俺が辛気臭い顔をしていたとしたら、それは間違いなく直前まで裏クエスト屋の店主と話し合っていた「商談」のせいだろう。
ゴズ渓谷の「霊草」の売却金、本来は120万ゴールドもの大金になるはずだった俺の配当は、結局ワグナー機関との厄介ごとの後処理のせいで50万にまで減ってしまった。
あの野郎、あんだけ頼み込んでびた一文も負けてくれやがらなかった…クエスト自体は失敗してしまった手前、元々値段交渉は俺の方が不利ではあったんだが、やっぱり面白くない。後処理に手厚いって意味では確かにありがたい存在ではあるが、それにしてもどうも手のひらで踊らされている感じがする。何かしらの弱みを握らなければ、こういう交渉事じゃやられっぱなしだ。アイツもいずれギャフンと言わせたいものだ。

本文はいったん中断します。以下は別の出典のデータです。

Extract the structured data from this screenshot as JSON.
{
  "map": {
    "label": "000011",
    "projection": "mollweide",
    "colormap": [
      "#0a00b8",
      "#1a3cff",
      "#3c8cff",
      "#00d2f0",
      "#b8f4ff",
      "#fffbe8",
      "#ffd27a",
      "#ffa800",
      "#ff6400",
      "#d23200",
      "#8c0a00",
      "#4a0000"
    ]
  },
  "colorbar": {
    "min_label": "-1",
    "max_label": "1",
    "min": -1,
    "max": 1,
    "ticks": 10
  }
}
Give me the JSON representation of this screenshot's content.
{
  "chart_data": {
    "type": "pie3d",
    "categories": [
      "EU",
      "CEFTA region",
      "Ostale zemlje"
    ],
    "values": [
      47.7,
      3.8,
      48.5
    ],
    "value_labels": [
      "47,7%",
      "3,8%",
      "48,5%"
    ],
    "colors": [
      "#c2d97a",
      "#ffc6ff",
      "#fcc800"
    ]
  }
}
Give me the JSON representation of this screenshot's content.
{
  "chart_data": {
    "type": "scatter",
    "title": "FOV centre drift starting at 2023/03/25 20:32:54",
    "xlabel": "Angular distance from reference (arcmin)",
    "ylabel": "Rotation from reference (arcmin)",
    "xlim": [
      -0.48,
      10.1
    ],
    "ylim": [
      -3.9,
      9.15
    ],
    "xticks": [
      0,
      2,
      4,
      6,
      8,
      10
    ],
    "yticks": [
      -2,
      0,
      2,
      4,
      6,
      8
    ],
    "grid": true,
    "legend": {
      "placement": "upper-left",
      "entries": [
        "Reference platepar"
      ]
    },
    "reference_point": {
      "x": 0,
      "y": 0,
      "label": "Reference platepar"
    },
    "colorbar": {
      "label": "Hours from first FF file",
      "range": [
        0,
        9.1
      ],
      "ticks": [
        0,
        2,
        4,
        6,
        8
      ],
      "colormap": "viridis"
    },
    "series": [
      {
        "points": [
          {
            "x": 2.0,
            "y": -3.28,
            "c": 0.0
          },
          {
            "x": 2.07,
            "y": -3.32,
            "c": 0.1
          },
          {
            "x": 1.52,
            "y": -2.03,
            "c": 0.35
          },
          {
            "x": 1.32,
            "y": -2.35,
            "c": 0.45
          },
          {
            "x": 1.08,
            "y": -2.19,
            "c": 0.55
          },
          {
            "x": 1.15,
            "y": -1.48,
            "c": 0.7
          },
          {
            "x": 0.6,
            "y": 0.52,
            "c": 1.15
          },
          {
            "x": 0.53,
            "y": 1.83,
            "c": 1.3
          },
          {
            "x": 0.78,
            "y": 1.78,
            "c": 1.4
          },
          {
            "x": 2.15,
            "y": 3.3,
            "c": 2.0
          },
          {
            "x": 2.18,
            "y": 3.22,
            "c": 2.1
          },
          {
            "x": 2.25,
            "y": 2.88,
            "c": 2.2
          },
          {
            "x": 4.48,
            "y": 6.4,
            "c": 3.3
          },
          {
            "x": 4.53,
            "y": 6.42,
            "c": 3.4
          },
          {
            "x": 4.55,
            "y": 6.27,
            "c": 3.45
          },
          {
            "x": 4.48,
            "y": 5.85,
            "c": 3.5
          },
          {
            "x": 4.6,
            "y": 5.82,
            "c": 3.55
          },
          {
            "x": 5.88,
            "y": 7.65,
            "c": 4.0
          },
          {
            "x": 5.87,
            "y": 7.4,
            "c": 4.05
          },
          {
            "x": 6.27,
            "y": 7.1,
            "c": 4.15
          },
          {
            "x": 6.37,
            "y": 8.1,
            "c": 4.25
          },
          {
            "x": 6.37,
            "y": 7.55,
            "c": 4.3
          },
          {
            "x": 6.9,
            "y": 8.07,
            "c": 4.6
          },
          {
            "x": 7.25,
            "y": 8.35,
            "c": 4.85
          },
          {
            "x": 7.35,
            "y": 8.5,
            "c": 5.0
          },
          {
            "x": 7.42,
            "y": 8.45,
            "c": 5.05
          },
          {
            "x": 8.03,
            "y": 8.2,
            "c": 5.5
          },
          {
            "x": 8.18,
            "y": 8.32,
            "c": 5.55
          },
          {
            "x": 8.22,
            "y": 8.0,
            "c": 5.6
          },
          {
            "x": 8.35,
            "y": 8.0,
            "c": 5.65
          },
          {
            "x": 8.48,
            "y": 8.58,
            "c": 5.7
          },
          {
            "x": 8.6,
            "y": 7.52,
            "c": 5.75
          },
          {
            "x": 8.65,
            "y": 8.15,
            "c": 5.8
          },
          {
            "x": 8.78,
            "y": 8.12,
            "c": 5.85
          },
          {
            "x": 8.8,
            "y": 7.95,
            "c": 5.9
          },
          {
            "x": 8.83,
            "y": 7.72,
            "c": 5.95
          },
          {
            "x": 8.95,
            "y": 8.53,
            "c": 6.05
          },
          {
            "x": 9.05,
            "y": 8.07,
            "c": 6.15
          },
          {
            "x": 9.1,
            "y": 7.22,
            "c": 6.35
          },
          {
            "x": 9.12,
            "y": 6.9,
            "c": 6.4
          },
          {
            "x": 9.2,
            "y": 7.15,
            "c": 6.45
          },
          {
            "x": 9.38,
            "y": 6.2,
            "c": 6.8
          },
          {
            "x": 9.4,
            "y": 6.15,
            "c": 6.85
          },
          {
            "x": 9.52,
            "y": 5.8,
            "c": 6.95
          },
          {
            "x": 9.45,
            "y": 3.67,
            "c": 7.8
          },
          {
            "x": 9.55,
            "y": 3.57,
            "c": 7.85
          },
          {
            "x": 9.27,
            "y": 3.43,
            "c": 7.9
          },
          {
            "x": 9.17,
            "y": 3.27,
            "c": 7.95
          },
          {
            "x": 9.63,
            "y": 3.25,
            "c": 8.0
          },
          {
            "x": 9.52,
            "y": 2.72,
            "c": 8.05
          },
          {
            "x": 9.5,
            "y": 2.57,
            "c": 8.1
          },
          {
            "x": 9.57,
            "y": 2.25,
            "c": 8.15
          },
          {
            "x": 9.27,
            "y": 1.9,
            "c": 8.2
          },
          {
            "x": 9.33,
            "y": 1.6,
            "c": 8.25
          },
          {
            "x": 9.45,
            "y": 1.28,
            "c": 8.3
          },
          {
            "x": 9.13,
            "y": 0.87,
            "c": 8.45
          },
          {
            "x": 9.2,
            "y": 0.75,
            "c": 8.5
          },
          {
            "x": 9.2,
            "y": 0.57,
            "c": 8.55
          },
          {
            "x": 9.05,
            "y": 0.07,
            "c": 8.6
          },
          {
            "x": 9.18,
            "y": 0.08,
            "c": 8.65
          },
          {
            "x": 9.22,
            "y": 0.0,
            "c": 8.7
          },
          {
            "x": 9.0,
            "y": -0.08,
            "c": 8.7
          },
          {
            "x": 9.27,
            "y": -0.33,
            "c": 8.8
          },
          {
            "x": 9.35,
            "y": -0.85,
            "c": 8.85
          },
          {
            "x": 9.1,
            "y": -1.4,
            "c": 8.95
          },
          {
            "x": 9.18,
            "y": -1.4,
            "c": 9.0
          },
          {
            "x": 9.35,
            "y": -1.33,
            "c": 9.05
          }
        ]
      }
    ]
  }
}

ともかく、「商談」が思いっきり店主の思惑通りに進んでしまって、かなり面白くない気分でガタラズスラムを歩き、岳都ガタラの表通りとつながった狭い通路まで来ていた。
そんなタイミングで、まるで不意打ちのように、あの女 - 件の借金取りが俺の目の前に現れたのだ。最悪とは言わんでも、少なくとも幸運と呼べる要素は一個もないイベントだ。
何しろ、俺はこの女に対して約3億ゴールドもの膨大な借金を抱えているのだ。慎重に言葉を選ばなければ、すぐにでも俺の首が吹っ飛ぶ。
しかも、文字通りに。
「…ぼ、ぼぼぼちぼちでんなあ~?お姉様の方こそお加減いかが?…っていやいやいや、待て待て、なんで今来るんすか!?返済期限まだですよね!?まだ4日ありますよね!?まさか期限早めちゃったりしちゃったりしないですよね!?」
俺は借金返済を、この借金取りが課す期間内に、言い値通りの大金を用意するという形で行なっているのだ。例えば「3日で100万ゴールド」とか「1日で30万ゴールド」とか。今回もそれらと同様のノリで、「1週間で500万ゴールドを用意しろ」という、わりーときつい課題を命じられているのだ。
この課題を命じられたのは3日前の真夜中のこと。そこから1週間後に現金引き渡しとなると、現時点では3日と半日程度の猶予があるはずだ。そのスケジュールに合わせて今必死で裏クエストに励んでいるというのに、ここで現金を引き渡すなんて話になったら目も当てられない。まだ全然目標額に届いていない。
ドワチャッカの貧乏鉱山・アクロニア鉱山送りにせず、こうして金策手段自体は自由意志に任せてもらえている分、俺は借金持ちにしては冗談みたいにいい身分だろう。その代わり、俺は借金取りには一切頭が上がらない。期間の延長とか返済額を安くしてもらうとか、そんな交渉事は恐ろしくて口にも出せない。そうせざるを得ない致命的な弱みを、この女には握られているのだ。
「へっへっへぇ…さて、どう思うよ?ここんところは随分忘れっぽくなっちまってねえ、覚えてるんだったら教えてくれないかな?」
「3日前の真夜中に確かに『1週間で500万用意しろ』って言ってましたよ!あんとき酒も入ってませんでしたよね!?なんで覚えてないんすか!?」
「あたしはよく覚えてないなあ、1週間なんて随分余裕持った期限決めてたっけねえ?もっと早く用意しろって言ってなかった?例えば…3日後とか?」
「それ今日じゃないすか!あんまりですよ、話が違いすぎます!」
「へ~え…払えないんだ?1週間で500万用意するって言っている割には、現時点でもう全然稼げてないんだ?さぼってるんならあんた、借金持ってる自覚が全然ないんじゃないの?」
「んなわけあるか!必死こいて稼いでるわ!」
「あ~らあら、随分元気がいいこと。稼げてるなら、別にそんなしょぼくれた顔する必要なくない?何だかウソ臭いわねえ、実は遊んですぴんかんとか、情けない体たらくさらしてるんだったら、こうやってあんたを一人ぶらぶらさせることもなかったかな~…」
そう言う借金取りの目は、ぎらぎら光っていた。